J’ai essayé de transmettre tout cela sous une forme romanesque, hors toute didactique.
MH – En même temps, le roman semble très « catholique » …
AL – S’il n’y a pas de Loi, toute transgression désirante est un non-sens. Comme le dit à peu près saint Augustin, dans la Cité de Dieu, quand il condamne le théâtre des histrions qui mettent en scène hardcore les copulations en tous genre des dieux de l’Olympe : « Si cela est la Loi (divine), où est la transgression ? » Le catholicisme est d’époque, il lutte encore, au VIe siècle, contre les restants de la mythologie, ce qui crée une tension indispensable à l’existence même de la subversion, qu’elle soit luciférienne ou humaine. Le catholicisme est la Loi qui fait surgir le désir. Cette lutte n’est d’ailleurs pas achevée, nous vivons encore tous avec nos petites mythologies, Œdipe en est un exemple. Et je vous rappelle que je me suis permis de réécrire la Genèse. La dynastie mérovingienne elle-même, cette « race fabuleuse » comme le disait Gérard de Sède, invente à plaisir des généalogies qui n’ont rien à faire avec le sacré catholique. J’ai donc peu d’espoir d’atterrir dans les listes de lectures recommandées par le Vatican.
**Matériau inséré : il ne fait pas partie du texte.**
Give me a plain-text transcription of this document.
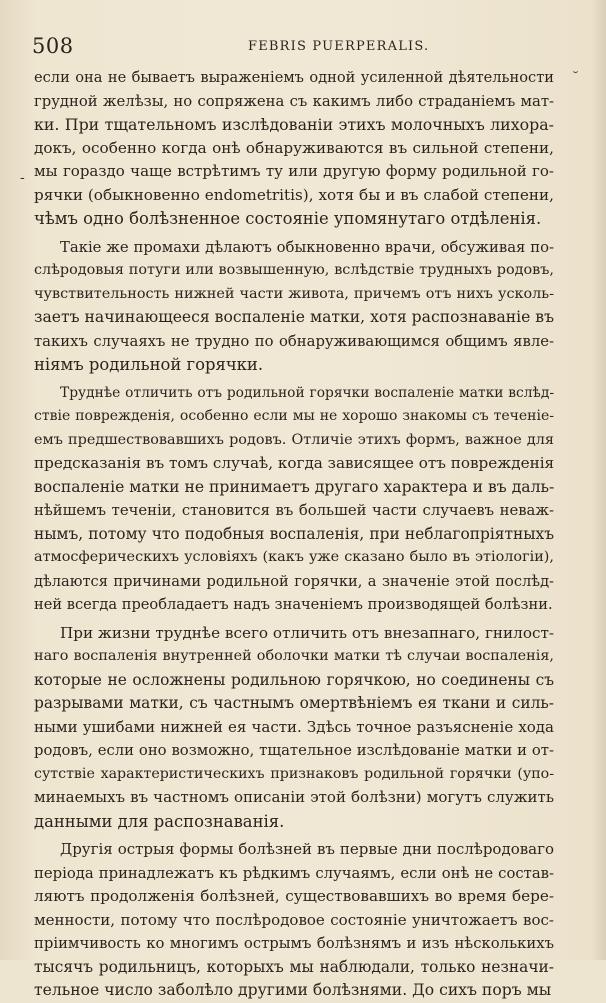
508	FEBRIS PUERPERALIS.
˘
-
если она не бываетъ выраженіемъ одной усиленной дѣятельности
грудной желѣзы, но сопряжена съ какимъ либо страданіемъ мат-
ки. При тщательномъ изслѣдованіи этихъ молочныхъ лихора-
докъ, особенно когда онѣ обнаруживаются въ сильной степени,
мы гораздо чаще встрѣтимъ ту или другую форму родильной го-
рячки (обыкновенно endometritis), хотя бы и въ слабой степени,
чѣмъ одно болѣзненное состояніе упомянутаго отдѣленія.
Такіе же промахи дѣлаютъ обыкновенно врачи, обсуживая по-
слѣродовыя потуги или возвышенную, вслѣдствіе трудныхъ родовъ,
чувствительность нижней части живота, причемъ отъ нихъ усколь-
заетъ начинающееся воспаленіе матки, хотя распознаваніе въ
такихъ случаяхъ не трудно по обнаруживающимся общимъ явле-
ніямъ родильной горячки.
Труднѣе отличить отъ родильной горячки воспаленіе матки вслѣд-
ствіе поврежденія, особенно если мы не хорошо знакомы съ теченіе-
емъ предшествовавшихъ родовъ. Отличіе этихъ формъ, важное для
предсказанія въ томъ случаѣ, когда зависящее отъ поврежденія
воспаленіе матки не принимаетъ другаго характера и въ даль-
нѣйшемъ теченіи, становится въ большей части случаевъ неваж-
нымъ, потому что подобныя воспаленія, при неблагопріятныхъ
атмосферическихъ условіяхъ (какъ уже сказано было въ этіологіи),
дѣлаются причинами родильной горячки, а значеніе этой послѣд-
ней всегда преобладаетъ надъ значеніемъ производящей болѣзни.
При жизни труднѣе всего отличить отъ внезапнаго, гнилост-
наго воспаленія внутренней оболочки матки тѣ случаи воспаленія,
которые не осложнены родильною горячкою, но соединены съ
разрывами матки, съ частнымъ омертвѣніемъ ея ткани и силь-
ными ушибами нижней ея части. Здѣсь точное разъясненіе хода
родовъ, если оно возможно, тщательное изслѣдованіе матки и от-
сутствіе характеристическихъ признаковъ родильной горячки (упо-
минаемыхъ въ частномъ описаніи этой болѣзни) могутъ служить
данными для распознаванія.
Другія острыя формы болѣзней въ первые дни послѣродоваго
періода принадлежатъ къ рѣдкимъ случаямъ, если онѣ не состав-
ляютъ продолженія болѣзней, существовавшихъ во время бере-
менности, потому что послѣродовое состояніе уничтожаетъ вос-
пріимчивость ко многимъ острымъ болѣзнямъ и изъ нѣсколькихъ
тысячъ родильницъ, которыхъ мы наблюдали, только незначи-
тельное число заболѣло другими болѣзнями. До сихъ поръ мы
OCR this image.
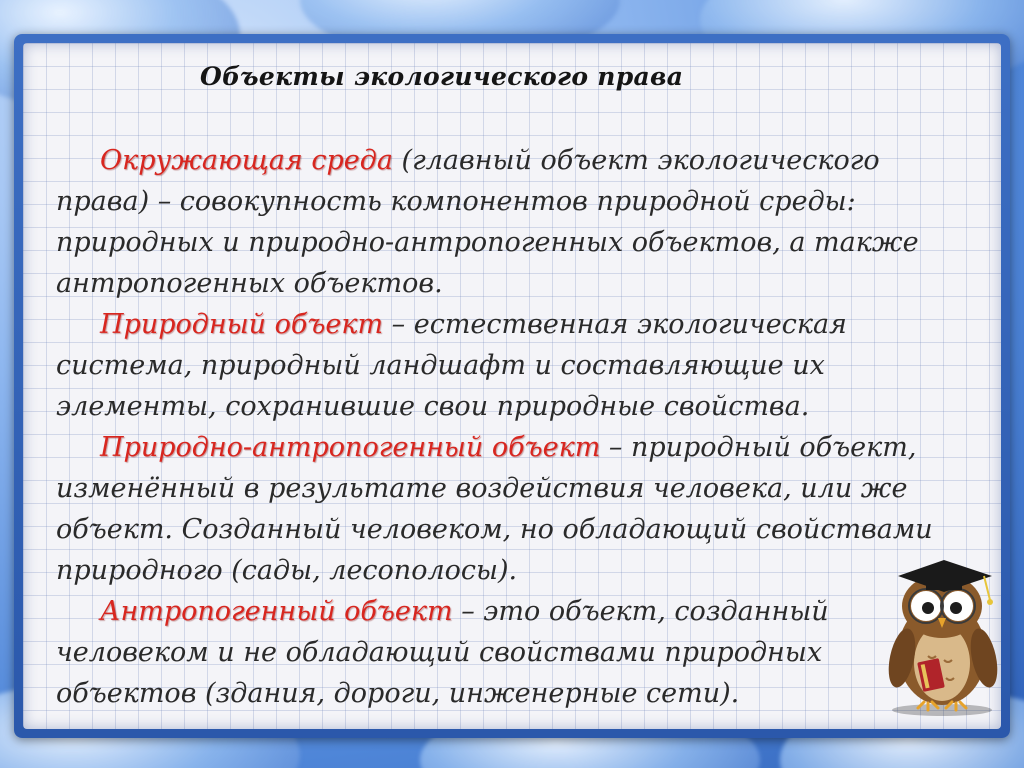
Объекты экологического права

Окружающая среда (главный объект экологического права) – совокупность компонентов природной среды: природных и природно-антропогенных объектов, а также антропогенных объектов.

Природный объект – естественная экологическая система, природный ландшафт и составляющие их элементы, сохранившие свои природные свойства.

Природно-антропогенный объект – природный объект, изменённый в результате воздействия человека, или же объект. Созданный человеком, но обладающий свойствами природного (сады, лесополосы).

Антропогенный объект – это объект, созданный человеком и не обладающий свойствами природных объектов (здания, дороги, инженерные сети).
MH – La narration est nourrie par une profonde information historique. La Tentation d’Odala serait-elle à classer parmi les « romans historiques » ?
AL – Je n’aime pas les étiquettes qui enferment les livres dans des petits tiroirs. Mon livre est un roman épistolaire, une chronique historique, avec des pièces lyriques, des visions et poèmes mystiques, les genres s’y mélangent. J’y ai respecté un certain cadre chronologique et historique. Cela dit, pour moi, l’histoire, la mythologie et la religion sont les sources de puissantes rêveries et d’inspirations. Par exemple, en lisant Venance Fortunat, l’écrivain le plus célèbre du VIe siècle, je me suis aperçu, dans le recueil de ses œuvres, que les érudits du siècle passé le donnent comme auteur d’une longue lettre de sainte Radegonde, qui a inspiré la figure de mon héroïne, Odala. Je suis persuadé que Radegonde, femme fort lettrée, est l’auteure de cette longue lettre à son frère, et que les savants du dix-neuvième siècle ont été aveuglés par leur antiféminisme : ils ne pouvaient imaginer un écrivain femme au VIe siècle, la lettre devait avoir été écrite par Venance. La Radegonde historique est une figure fondamentale : reine mérovingienne, puis simple moniale, elle est le premier écrivain femme de l’histoire occidentale, la première mystique femme et ascète, la deuxième fondatrice d’un monastère féminin en Europe.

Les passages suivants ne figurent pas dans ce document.